The company has also entered into servicing the Real Time Bidding for ads which expands is revenue potential. Real time bidding is misunderstood. It is not only about low cost arbitrage of clicks. Real time bidding can be optimized upwards to help brand image. In an article on ad exchanger by the CEO of TripleLift, Eric Berry, this point is elaborated upon. Eric states "By optimizing up, you try to engage with the target audience in the most effective way possible. This means trying to identify the sites that deliver the best impact for your brand, trying to understand how much it costs to buy media on those sites and then determining where on the site's price curve you should bid based on the likelihood of high-quality branding impact." I think Tremor Video is a buy based on this - it will have increased revenues coming from its rollout of new products.
The programmatic and all screen advertisement servicing have both only been released this year, which led to the company raising its 2014 full year revenue guidance last quarter. Tremor Video's recent entering into the programmatic market is different from other companies' offerings because it combines programmatic with premium content. This video on Tremor's website further explains how Tremor's entering into programmatics will help its customers. Tremor is clearly positioned well for future growth in the huge trend that is digital video advertising spending.

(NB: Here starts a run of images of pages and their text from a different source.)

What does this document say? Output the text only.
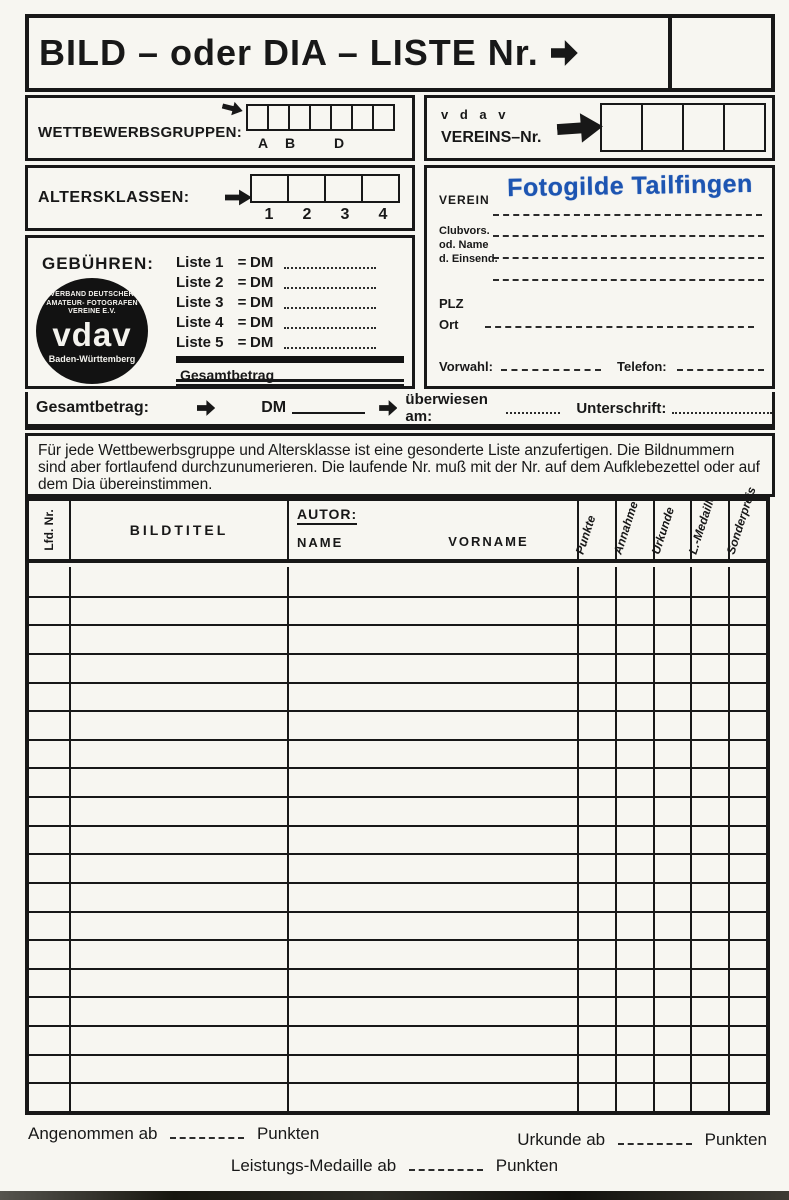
BILD – oder DIA – LISTE Nr.
WETTBEWERBSGRUPPEN:
A B	D
v d a v
VEREINS–Nr.
ALTERSKLASSEN:
1	2	3	4
VEREIN Fotogilde Tailfingen
Clubvors.
od. Name
d. Einsend.
PLZ
Ort
Vorwahl:	Telefon:
GEBÜHREN:
VERBAND DEUTSCHER
AMATEUR- FOTOGRAFEN
VEREINE E.V.
vdav
Baden-Württemberg
Liste 1 = DM
Liste 2 = DM
Liste 3 = DM
Liste 4 = DM
Liste 5 = DM
Gesamtbetrag
Gesamtbetrag:	DM	überwiesen am:	Unterschrift:
Für jede Wettbewerbsgruppe und Altersklasse ist eine gesonderte Liste anzufertigen. Die Bildnummern sind aber fortlaufend durchzunumerieren. Die laufende Nr. muß mit der Nr. auf dem Aufklebezettel oder auf dem Dia übereinstimmen.
Lfd. Nr.	BILDTITEL
AUTOR:
NAME	VORNAME	Punkte Annahme Urkunde L.-Medaille Sonderpreis
Angenommen ab	Punkten	Urkunde ab	Punkten
Leistungs-Medaille ab	Punkten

There are many risks to this long-term investment. I consider the digital advertising trend to not be a big risk because of the growth in consumers watching videos on internet TVs, tablets and smartphones. What is a big risk is Google trying to outbid Tremor for its premium content. Another obvious risk is that Google decides to buy a competitor to Tremor such as YuMe. If this happens then Tremor would probably move higher in the near term, but it would certainly hurt the company's competitive advantage in the long term. As far a positive event that I did not mention is the possibility of AOL (NYSE:AOL) making a purchase of Tremor. The company has made many acquisitions of late. It bought Adap.tv for $405 million last year, Gravity for $90 million this January, and Convertro for $101 million in May. These companies are all in the same industry as Tremor so it is a possibility that Tremor is acquired by AOL. There are always increased risks, such as financing problems, with buying the stock of a company that is not profitable, but I believe that if you wait until after it becomes profitable to buy the stock much of the easy profits in the stock will have already have been made.